Tym bardziej więc, uczestnicy "Tańca z gwiazdami" muszą liczyć na głosy od widzów. Tylko znalezienie się w pierwszej siódemce najwyżej ocenionych par da im spokój i brak konieczności powtórzenia występu.
Z tygodnia na tydzień poziom w programie coraz bardziej się podnosi. Uczestnicy pokazują nowe umiejętności, ale jednocześnie jury bywa coraz bardziej wymagające w stosunku do występów. Już nie tak łatwo o dobre noty i punktację powyżej 30.

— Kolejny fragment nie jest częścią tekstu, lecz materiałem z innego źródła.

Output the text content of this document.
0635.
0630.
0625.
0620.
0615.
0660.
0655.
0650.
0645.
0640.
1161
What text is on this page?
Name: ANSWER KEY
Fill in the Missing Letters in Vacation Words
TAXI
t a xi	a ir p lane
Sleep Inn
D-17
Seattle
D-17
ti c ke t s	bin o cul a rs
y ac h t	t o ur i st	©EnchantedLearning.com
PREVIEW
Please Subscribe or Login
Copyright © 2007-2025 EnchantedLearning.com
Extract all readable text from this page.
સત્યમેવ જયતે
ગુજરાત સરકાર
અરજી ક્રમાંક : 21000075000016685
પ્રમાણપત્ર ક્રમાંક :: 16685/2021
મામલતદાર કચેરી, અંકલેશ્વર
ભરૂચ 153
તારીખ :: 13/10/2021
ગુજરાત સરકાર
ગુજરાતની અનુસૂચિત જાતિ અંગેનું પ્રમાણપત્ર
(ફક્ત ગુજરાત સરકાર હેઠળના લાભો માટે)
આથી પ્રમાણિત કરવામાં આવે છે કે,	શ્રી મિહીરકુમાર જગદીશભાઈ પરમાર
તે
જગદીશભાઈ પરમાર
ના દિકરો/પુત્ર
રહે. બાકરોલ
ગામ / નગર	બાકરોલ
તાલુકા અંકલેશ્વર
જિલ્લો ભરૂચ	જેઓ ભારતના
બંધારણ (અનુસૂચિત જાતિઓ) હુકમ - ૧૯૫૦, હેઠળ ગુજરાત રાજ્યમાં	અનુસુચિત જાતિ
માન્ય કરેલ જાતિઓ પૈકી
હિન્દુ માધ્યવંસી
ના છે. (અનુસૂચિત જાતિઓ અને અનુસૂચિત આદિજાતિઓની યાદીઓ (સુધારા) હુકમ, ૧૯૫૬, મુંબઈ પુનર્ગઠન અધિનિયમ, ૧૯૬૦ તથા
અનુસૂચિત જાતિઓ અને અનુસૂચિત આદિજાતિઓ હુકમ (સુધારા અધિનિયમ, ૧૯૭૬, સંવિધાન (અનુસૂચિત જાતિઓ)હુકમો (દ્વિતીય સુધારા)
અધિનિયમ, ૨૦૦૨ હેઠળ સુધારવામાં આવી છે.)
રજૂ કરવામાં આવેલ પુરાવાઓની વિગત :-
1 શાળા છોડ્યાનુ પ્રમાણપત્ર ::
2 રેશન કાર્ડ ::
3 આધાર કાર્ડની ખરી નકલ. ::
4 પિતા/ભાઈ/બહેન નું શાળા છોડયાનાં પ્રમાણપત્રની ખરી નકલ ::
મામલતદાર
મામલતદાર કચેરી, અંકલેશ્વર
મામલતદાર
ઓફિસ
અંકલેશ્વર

Niestety jak już wiadomo, w niedzielę aż dwie pary odpadną z "Tańca z gwiazdami". Zobaczymy komu uda się przetrwać tę trudną dogrywkę, a kto będzie musiał zakończyć swoje treningi.
Zobacz też:
Niepokojące wieści od Majki Jeżowskiej nadeszły w środku nocy. "To nie są żarty"
Anna-Maria Sieklucka nie zgadza się opinią jurorów? "Śmiem twierdzić..."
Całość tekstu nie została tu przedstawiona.